Dolinsky has spent more than $30,000 on the cleanup so far. Like most homeowners, she is not insured and was forced to sue her neighbour, Gavin Edwards, and the house’s previous owners to try to recoup her costs.

Edwards, who bought the house last year and did not know the buried tank existed, has spent more than $60,000 on cleanup.

Phillips, whose remediation costs are being picked up by the oil company’s insurance, believed he was out of the mix and rebuilding could start shortly. But, last week, Dave Rogers of B.C. Hazmat Management Ltd., Phillips’s remediation company, received a note from the province.

Colm Condon, the Environment Ministry’s land-remediation manager, said he had been contacted by lawyer Peter Jones, who suspects the oil further down the street came from the Phillips house.

Jones, acting for Balwinder Kaur Bal, former owner of the house where the buried tank was found, said in a letter to Condon that he believes the source of all the Adelaide oil is the Phillips property.

“We understand that an application has been made for a certificate of compliance from the ministry stating that there is no impact from the spill at 2853 Adelaide on either 2837 Adelaide or 2839 Adelaide,” says the letter from Jones.

“We think the conclusion is incorrect and that the contamination at both properties was a result of the spill at 2853 Adelaide.”

Condon said the information that Jones intends to submit will be considered before a decision is made.

The idea is based on rainfall amounts, which had no effect until after the spill farther up the street, even though the tank had been buried in the next-door yard for decades.

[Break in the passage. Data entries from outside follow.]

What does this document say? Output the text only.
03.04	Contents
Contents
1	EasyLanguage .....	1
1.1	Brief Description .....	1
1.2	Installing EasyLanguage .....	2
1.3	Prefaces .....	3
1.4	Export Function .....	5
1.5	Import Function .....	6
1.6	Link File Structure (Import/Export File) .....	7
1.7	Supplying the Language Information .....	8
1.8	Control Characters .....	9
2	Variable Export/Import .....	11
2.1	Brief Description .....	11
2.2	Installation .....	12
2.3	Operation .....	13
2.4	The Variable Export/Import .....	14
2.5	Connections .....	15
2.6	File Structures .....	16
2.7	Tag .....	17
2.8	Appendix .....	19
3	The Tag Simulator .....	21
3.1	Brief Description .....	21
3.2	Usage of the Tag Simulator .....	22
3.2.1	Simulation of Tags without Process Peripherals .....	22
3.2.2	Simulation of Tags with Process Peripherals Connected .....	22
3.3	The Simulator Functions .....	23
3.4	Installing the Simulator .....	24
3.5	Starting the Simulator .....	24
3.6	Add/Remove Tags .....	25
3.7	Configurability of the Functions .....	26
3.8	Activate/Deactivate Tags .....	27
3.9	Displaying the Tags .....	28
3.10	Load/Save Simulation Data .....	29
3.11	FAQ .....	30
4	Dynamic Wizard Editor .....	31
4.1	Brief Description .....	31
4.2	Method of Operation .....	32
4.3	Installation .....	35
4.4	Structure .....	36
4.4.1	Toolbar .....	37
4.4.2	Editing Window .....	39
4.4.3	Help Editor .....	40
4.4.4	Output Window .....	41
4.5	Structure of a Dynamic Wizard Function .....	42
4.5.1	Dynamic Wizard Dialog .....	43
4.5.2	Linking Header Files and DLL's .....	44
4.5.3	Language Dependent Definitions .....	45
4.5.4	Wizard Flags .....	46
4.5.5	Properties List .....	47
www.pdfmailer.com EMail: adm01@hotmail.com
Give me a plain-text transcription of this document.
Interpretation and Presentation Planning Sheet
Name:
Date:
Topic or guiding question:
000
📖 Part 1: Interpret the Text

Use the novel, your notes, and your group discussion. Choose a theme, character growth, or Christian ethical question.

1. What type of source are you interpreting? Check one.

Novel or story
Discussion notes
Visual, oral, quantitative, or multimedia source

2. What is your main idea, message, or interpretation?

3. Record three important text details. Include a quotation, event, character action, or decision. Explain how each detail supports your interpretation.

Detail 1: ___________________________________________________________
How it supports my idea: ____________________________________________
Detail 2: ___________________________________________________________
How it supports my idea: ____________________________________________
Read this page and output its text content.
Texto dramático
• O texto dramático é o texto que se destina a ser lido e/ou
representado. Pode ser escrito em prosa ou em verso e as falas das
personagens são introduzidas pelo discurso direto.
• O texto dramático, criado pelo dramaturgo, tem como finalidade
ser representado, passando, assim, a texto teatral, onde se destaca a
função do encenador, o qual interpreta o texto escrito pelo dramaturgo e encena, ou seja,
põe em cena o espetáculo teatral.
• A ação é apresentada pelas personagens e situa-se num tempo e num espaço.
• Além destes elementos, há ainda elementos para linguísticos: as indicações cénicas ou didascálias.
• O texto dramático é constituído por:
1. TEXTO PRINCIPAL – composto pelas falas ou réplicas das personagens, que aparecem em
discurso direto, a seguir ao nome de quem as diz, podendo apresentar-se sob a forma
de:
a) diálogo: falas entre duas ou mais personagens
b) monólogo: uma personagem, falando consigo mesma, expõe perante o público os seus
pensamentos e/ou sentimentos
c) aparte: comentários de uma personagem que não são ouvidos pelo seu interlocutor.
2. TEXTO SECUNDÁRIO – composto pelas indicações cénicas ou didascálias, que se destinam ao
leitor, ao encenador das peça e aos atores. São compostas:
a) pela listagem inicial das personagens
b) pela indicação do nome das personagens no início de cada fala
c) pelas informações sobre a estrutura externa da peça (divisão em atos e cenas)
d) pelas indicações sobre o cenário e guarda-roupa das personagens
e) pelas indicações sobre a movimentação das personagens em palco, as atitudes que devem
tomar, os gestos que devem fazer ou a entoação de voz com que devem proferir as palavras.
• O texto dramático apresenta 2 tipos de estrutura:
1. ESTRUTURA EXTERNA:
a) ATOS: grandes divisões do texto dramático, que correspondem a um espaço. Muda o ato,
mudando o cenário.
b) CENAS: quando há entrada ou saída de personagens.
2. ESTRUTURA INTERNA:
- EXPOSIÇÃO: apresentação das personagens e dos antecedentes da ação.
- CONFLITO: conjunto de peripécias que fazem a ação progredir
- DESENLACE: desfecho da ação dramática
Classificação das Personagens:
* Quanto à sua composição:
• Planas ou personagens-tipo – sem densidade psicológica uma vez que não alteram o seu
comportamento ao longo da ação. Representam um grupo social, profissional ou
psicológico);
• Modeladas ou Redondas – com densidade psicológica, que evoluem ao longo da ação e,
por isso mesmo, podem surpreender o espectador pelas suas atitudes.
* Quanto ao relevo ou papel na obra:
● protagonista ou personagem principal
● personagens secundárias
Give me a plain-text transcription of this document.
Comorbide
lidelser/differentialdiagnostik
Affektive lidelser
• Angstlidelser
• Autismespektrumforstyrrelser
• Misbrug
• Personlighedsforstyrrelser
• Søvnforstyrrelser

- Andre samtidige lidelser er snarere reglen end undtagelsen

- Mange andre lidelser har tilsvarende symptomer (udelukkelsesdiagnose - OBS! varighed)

But Rogers said it is impossible that the oil came from the Phillips property, especially as it has different characteristics and would have had to go uphill to get to Dolinsky’s house.

“We have provided the Ministry of Environment with all the information that the only off-site migration was toward Colquitz,” Rogers said. “We have scientific and physical evidence that the two releases were not related.”

If the oil had come from the Phillips property, it is likely the half-dozen houses between it and the Dolinsky house would also be contaminated, he said.

An Environment Ministry spokesman said information from the lawyer was provided to Phillips by Condon as a courtesy.

“In cases like these, the ministry’s primary role is to ensure human health and the environment are protected,” he said.